The union isn't spending on a per employee basis to negotiate an agreement that covers a group, and the dissenters that don't want union services can just as easily be excluded from the negotiation and left to come to their own agreement with an employer.  Negotiating an agreement for a group is the same, whether the group contains one hundred, or one million members -- the whole point is that all the individuals in the group will be subject to the same terms (treated as a single unit) -- collective bargaining would be impossible if this were not the case.  That is, this 'all or none' claim that keeps getting repeated regarding union participation is absurd on it face.

The obvious problem for unions, that no one is willing to name, is that unions lose influence when the membership drops, because they can't do as much damage to an employer -- not that unions lose money to so-called 'free riders'.

All of these fallacious arguments that are being thrown out in an attempt to make it look unfair not to force dissenters to pay unions, are rationalizations to disguise the desire to give unions more power.

To that point, notice this perversely fascinating closing statement from the authors of 'The War on Workers' --

http://www.nytimes.com/2014/07/03/opinion/ruling-on-harris-v-quinn-is-a-blow-for-unions.html
...
Unions are already reeling. At a time when workers are losing economic ground, we should be looking for ways to strengthen their ability to join with co-workers and bargain collectively to improve their lot. Instead, the court in Harris sided with those who seek to weaken it further.

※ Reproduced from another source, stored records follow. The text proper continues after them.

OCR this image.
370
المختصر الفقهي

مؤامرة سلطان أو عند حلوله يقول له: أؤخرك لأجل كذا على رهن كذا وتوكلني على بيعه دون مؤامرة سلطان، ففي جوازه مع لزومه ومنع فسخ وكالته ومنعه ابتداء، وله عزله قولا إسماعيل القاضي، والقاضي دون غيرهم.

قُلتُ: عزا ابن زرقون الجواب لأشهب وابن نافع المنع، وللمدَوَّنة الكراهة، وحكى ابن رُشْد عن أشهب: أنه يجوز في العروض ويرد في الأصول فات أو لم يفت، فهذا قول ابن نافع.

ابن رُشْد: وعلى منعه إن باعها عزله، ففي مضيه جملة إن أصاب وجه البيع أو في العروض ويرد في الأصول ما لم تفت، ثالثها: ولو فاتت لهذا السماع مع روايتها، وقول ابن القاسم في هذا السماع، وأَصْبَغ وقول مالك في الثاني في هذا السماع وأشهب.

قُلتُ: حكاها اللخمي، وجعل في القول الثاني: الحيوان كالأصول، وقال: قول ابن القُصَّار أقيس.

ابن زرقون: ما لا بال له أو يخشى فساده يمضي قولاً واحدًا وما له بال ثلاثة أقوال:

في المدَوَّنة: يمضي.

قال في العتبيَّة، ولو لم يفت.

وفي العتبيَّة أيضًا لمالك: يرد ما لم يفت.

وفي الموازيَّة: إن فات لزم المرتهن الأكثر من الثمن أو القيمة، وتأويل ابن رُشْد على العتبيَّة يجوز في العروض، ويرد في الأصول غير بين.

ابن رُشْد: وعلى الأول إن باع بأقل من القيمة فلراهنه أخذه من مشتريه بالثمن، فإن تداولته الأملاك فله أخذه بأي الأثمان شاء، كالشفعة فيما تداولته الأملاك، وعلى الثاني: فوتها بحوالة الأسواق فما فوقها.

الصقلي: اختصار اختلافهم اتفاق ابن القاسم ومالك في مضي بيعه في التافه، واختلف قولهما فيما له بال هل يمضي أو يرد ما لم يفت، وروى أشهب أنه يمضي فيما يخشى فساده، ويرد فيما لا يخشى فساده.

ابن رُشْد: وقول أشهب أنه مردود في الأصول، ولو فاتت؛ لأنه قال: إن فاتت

This is a total non sequitur.  Nothing about Harris v. Quinn weakens the ability of workers to unionize.

The decision to prevent forced payments to unions from workers, in no way prevents workers from joining a union, if they wish.  What a comically asinine comment to make, regarding a case that was brought by individuals in order to get a union organization to leave them alone.

The Harris v. Quinn decision gives workers more freedom and control -- not less.